While businesses bear the brunt of these impacts, consumers are also experiencing increased pricing on products and services. Consumers may become more price sensitive, while still expecting a sustainable level of services, thus putting the pressure back on businesses relying on a solid supply chain. Businesses looking to fortify their supply chain management can look at these three areas to address these potential challenges.


Analysing Data for Insights

In IDC’s “Progressing Supply Chain Resiliency” report, supply chains are more resilient if they are able to have better visibility, intelligence and agility. These can include efforts around supply chain orchestration with control towers for quicker action and decisions, leveraging AI technologies and advanced analytics, and having comprehensive visibility into supply and demand risks.


In Asia Pacific, as businesses expand operations overseas and expand domestic networks, complexities for warehouse operations will continue to rise. This gives imperative to analytics that is both comprehensive and consumable, especially for information that is critical to the success of a supply chain. Without access to useful analytics, many warehouse and facility managers lack the insights needed to improve inbound and outbound shipments, inventory volumes and replenishment, labor productivity and activity performance, or even 3PL billing (such as invoice detail or profitability by customer).
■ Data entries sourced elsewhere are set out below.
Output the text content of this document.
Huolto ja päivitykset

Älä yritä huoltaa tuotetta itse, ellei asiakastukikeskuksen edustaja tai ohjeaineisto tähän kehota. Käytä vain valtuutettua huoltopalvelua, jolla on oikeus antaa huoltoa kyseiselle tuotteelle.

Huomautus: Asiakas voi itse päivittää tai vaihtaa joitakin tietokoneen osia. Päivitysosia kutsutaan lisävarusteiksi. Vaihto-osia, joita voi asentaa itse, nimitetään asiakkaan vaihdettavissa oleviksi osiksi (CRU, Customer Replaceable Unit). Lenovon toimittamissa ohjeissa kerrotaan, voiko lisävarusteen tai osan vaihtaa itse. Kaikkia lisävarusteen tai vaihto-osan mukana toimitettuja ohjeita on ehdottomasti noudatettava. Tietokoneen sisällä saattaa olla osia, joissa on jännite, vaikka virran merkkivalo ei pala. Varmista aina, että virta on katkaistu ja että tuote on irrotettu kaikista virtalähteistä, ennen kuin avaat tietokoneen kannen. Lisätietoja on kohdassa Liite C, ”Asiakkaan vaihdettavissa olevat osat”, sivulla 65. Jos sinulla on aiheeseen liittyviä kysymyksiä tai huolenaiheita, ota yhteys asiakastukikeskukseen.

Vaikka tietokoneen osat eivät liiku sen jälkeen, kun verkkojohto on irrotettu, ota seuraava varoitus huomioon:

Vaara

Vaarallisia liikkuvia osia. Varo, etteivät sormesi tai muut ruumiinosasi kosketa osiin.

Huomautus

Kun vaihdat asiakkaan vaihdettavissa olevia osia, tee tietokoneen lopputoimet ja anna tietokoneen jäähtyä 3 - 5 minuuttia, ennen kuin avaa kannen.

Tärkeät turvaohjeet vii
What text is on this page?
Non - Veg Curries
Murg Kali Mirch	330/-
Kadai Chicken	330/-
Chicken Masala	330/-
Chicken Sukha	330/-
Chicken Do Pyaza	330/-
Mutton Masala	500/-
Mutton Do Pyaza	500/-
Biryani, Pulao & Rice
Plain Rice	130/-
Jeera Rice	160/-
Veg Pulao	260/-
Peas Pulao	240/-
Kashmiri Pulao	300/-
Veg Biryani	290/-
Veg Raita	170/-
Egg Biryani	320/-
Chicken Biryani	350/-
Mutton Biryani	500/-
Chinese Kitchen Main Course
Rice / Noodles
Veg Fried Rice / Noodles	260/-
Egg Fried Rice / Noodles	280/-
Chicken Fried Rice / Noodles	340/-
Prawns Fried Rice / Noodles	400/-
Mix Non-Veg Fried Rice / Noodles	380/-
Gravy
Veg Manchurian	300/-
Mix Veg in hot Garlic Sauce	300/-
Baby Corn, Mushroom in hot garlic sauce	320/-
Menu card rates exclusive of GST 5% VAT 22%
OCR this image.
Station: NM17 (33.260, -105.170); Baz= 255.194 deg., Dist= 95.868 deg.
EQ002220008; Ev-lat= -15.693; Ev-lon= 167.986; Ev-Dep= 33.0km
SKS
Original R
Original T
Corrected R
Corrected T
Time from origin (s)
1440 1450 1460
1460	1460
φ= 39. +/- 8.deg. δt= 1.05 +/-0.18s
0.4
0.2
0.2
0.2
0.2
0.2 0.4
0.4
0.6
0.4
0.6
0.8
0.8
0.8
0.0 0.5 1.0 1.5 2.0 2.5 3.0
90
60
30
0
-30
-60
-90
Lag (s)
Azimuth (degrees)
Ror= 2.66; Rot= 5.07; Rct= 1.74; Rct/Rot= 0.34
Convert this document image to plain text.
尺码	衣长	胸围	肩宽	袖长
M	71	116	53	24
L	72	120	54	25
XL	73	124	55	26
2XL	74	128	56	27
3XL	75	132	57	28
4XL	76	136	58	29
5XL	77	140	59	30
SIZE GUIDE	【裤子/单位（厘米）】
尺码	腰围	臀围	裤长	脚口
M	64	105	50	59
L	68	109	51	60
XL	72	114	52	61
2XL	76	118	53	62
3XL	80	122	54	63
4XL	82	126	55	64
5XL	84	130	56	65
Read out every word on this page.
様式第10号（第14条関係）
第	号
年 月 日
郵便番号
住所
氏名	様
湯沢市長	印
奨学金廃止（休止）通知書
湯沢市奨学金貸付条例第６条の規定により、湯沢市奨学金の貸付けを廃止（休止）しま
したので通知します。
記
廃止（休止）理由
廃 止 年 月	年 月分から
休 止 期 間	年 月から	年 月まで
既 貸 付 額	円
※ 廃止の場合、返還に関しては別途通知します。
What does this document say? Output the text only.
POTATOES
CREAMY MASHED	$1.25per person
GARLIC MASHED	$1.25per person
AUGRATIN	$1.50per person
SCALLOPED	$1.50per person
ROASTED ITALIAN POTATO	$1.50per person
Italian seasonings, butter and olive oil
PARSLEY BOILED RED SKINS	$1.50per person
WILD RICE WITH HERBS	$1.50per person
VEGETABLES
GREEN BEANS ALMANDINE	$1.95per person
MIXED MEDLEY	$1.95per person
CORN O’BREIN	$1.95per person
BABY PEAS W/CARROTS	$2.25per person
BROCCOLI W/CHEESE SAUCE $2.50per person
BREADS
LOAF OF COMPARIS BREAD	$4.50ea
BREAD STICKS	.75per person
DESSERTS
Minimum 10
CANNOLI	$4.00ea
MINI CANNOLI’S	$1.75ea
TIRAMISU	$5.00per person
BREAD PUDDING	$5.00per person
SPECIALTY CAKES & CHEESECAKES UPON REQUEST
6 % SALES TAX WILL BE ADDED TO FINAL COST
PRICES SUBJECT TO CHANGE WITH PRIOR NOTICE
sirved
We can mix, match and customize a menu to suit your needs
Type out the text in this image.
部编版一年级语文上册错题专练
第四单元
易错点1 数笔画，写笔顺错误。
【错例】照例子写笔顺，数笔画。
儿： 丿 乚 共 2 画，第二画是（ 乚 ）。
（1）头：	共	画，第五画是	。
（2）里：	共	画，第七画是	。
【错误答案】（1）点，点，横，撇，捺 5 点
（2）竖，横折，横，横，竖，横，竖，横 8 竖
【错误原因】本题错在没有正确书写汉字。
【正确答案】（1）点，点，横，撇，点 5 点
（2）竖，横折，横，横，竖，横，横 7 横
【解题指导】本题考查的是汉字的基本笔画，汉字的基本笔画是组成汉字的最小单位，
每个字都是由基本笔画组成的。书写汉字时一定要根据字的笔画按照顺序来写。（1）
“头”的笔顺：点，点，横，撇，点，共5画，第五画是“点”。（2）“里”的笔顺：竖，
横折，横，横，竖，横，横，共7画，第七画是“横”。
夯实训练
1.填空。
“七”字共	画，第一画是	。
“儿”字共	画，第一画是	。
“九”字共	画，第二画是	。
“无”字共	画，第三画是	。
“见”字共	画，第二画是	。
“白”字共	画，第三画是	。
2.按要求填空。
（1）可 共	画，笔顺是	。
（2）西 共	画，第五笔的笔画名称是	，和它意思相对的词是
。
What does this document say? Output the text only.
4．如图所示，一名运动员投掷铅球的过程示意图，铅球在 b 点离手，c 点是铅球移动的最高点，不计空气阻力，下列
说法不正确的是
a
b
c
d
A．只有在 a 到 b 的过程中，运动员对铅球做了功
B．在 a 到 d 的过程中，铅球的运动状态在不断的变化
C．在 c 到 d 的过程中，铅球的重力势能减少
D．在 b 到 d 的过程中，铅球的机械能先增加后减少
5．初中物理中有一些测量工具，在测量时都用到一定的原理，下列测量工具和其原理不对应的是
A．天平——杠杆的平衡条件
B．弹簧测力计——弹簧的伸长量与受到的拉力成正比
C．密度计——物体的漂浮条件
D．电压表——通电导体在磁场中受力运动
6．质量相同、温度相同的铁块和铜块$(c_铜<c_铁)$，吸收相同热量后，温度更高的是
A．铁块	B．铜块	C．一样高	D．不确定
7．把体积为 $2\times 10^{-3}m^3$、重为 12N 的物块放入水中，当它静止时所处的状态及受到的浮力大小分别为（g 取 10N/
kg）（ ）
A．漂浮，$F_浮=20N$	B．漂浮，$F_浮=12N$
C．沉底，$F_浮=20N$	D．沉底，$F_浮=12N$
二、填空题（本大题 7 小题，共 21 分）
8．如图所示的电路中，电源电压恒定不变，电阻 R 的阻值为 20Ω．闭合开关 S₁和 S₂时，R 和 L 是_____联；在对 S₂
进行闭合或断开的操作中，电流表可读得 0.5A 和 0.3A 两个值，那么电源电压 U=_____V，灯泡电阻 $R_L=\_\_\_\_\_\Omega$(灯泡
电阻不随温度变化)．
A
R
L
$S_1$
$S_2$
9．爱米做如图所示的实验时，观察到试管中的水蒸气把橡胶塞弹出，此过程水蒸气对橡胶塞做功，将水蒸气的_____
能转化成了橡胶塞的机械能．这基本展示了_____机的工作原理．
To gain insights for quicker decision making, businesses can consider solutions that combine different software solutions that seamlessly connect logistics decisions to your financial systems, manufacturing systems, and all the other technologies that make your business more efficient.


Adopting the Right Technology

For effective supply chain management, businesses can look into offerings for warehouse management systems (WMS). WMS solutions may vary from vendor to vendor but features and functionalities must meet fundamental business needs to be considered.


For example, AC2’s Warehouse Management software solution integrates with eCommerce marketplaces such as Lazada, Shopee, Woocommerce, and with Enterprise Resource Planning such as SAP, Oracle, Infor, with WMS core features providing order management, labour management, inventory management, electronic proof of delivery(ePOD), advanced robotics warehouse management and KPI dashboards that can help bring more visibility to customer demands.


Complex logistic decisions that span the boundary in the supply chain can also be addressed quickly with the solution’s in-built intelligence that not just includes the warehouse management rich features and functionalities, but all connection points to the warehouse management system.


Predicting Consumer Needs

A resilient supply chain must be agile enough to not only address customer demands, but flexible enough to manage these needs in real time, while having the intelligence and capabilities to assess, analyse and determine next steps to stay ahead of customer needs.


Both agility and capabilities must work together - knowledge without action or vice versa will not bring about the desired outcomes. In fact, almost half of organizations surveyed by IDC recently believe that a lack of digital competencies limits the ability to transition their supply chain to new business models.


While assessing new digital competencies can sound daunting, businesses can take an outside-in approach to significantly improve productivity and provide clarity for daily decision making. Businesses can start by understanding more about WMS solutions, such as 9 basic must-have features for a warehouse management system, then prepare a list of requirements or challenges faced by your business, before kick-starting the planning.


Adopting new technologies can be daunting but choosing the right partners can help mitigate potential risks. The right partner can help you to first assess and identify areas of your warehouse management processes where change is needed most. From here, your partner can work with you to develop a change management strategy, coupled with best practices to achieve a stronger foundation for your supply chain goals.


Lastly, by leveraging on the three tips around analysis for insights, choosing the right technology and predicting for customer needs, your business can be well prepared to pivot for success regardless of what the future may bring.